Même si cette résolution n'a pas été retenue pour être débattue lors de ce congrès, l'entourage du chef, Jack Layton, a indiqué qu'elle pourrait fort bien se retrouver dans un éventuel programme électoral. Le NPD veut démontrer aux électeurs qu'on peut faire la promotion de valeurs sociales tout en gérant les finances publiques de façon responsable.
Renforcer l'utilisation du français au travail
Les délégués néodémocrates ont par ailleurs adopté à l'unanimité une résolution sur l'usage du français dans les entreprises de juridiction fédérale au Québec.
La résolution demande des amendements à la loi fédérale du travail afin qu'on reconnaisse à ces employés le droit de travailler en français.
Le printemps dernier, le NPD avait soutenu un projet de loi privé présenté par le Bloc québécois et allant dans le même sens. Les libéraux et les conservateurs s'y étaient toutefois opposés.
Des exemples à suivre
D'ici dimanche, l'inspiration des délégués sera aussi nourrie par le témoignage des organisateurs de la campagne du NPD provincial en Nouvelle-Écosse. Le parti a remporté une victoire éclatante aux élections de juin. C'était une première dans cette province et une première à l'est de l'Ontario.
« On est très contents d'apprendre comment Darrell Dexter et son équipe l'ont fait, et nos délégués veulent mieux savoir ce qu'ils doivent faire chez eux pour avoir un tel succès au niveau fédéral », a indiqué le chef du NPD fédéral, Jack Layton.
Brad Lavigne, directeur du parti, en parlant de la prochaine campagne fédérale, a expliqué que le parti a déjà un pied dans la porte et qu'il s'apprête à ouvrir cette porte toute grande.
Les néodémocrates ont remporté 37 sièges aux élections fédérales d'octobre 2008, soit 7 de plus que lors des élections précédentes.
Des travaillistes britanniques et des démocrates américains participent aussi au congrès. Des membres de l'équipe électorale de Barack Obama doivent s'adresser aux délégués. Il s'agit pour le parti de démontrer qu'on peut avoir des politiques différentes et viser aussi le pouvoir.
Un changement de nom?
Il n'y a pas que le contenu du programme qui pourrait changer. Les délégués discutent aussi d'une motion qui vise à laisser tomber le mot « Nouveau » dans l'appellation Nouveau Parti démocratique.
Le député d'Acadie-Bathurst, Yvon Godin, appuie cette idée. Il explique que le nom traditionnel du parti peut donner l'impression aux gens que cette formation est récente et qu'elle manque d'expérience. Il est donc d'accord pour renoncer au terme « Nouveau ».
« Je pense que ça peut changer l'optique de tous. Toute chose peut être bonne des fois dans les changements. Il ne faut pas avoir peur des changements », a souligné le député Godin.
Les délégués vont voter sur la motion du changement de nom dimanche. Si cette motion est adoptée, le parti portera désormais le nom de « Parti démocratique ».

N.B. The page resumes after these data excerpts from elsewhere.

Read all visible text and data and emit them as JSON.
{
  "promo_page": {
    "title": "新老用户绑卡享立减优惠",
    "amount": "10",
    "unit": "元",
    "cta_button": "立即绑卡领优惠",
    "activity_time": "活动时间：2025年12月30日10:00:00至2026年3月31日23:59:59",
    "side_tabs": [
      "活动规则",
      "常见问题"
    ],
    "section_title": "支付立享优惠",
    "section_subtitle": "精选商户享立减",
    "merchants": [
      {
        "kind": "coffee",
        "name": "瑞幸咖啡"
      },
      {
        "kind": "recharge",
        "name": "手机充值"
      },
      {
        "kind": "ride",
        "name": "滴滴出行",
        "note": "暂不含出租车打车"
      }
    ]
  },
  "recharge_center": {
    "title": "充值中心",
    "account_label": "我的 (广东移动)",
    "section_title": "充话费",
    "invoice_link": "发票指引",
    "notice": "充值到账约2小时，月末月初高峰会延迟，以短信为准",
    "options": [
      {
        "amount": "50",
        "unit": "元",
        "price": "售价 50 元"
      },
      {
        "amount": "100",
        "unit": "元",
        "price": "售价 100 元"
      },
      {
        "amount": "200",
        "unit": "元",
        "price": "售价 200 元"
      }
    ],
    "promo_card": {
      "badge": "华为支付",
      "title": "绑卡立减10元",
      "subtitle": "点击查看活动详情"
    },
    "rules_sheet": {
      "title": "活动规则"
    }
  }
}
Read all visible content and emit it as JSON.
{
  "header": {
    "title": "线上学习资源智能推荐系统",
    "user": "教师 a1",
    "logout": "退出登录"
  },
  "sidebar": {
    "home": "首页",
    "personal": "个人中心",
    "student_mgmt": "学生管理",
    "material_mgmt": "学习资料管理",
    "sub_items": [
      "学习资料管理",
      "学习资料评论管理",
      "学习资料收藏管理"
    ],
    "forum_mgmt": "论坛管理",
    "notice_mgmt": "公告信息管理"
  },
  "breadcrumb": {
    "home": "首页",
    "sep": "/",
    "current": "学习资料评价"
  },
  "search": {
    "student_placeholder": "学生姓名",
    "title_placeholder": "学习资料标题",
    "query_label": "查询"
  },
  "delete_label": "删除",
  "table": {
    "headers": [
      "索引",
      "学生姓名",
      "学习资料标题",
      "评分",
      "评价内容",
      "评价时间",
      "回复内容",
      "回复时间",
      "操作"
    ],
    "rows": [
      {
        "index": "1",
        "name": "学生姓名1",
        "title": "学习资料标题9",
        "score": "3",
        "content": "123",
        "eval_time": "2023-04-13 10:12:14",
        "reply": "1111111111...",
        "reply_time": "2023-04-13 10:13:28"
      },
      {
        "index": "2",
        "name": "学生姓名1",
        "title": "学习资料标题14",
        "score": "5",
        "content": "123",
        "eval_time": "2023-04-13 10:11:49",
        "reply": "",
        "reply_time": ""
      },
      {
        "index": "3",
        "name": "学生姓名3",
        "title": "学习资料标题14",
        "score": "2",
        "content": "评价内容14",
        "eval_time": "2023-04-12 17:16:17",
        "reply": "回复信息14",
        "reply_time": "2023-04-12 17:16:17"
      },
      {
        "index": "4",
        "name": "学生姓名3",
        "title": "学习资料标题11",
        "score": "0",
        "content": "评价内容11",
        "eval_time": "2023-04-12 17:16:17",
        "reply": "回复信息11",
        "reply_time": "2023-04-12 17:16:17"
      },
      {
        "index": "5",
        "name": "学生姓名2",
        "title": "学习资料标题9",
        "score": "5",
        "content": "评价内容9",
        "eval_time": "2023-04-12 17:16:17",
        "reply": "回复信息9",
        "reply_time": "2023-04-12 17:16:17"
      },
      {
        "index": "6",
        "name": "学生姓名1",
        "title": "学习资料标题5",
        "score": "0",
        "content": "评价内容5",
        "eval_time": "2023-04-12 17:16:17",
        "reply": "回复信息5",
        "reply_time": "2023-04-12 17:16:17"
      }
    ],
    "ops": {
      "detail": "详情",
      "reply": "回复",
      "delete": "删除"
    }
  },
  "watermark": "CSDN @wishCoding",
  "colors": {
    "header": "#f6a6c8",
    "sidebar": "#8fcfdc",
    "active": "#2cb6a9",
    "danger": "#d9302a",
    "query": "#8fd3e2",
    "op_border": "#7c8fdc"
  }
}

Or, cette nouvelle dénomination pourrait s'avérer embarrassante, surtout au Québec. L'acronyme PD sonnerait exactement comme le terme péjoratif « pédé », lui-même diminutif du mot « pédéraste ». « Je pense que c'est un inconvénient », a déclaré la Montréalaise Ethan Cox. « Si je vais solliciter des votes, ça ne doit pas avoir de connotation négative en français », a-t-elle ajouté.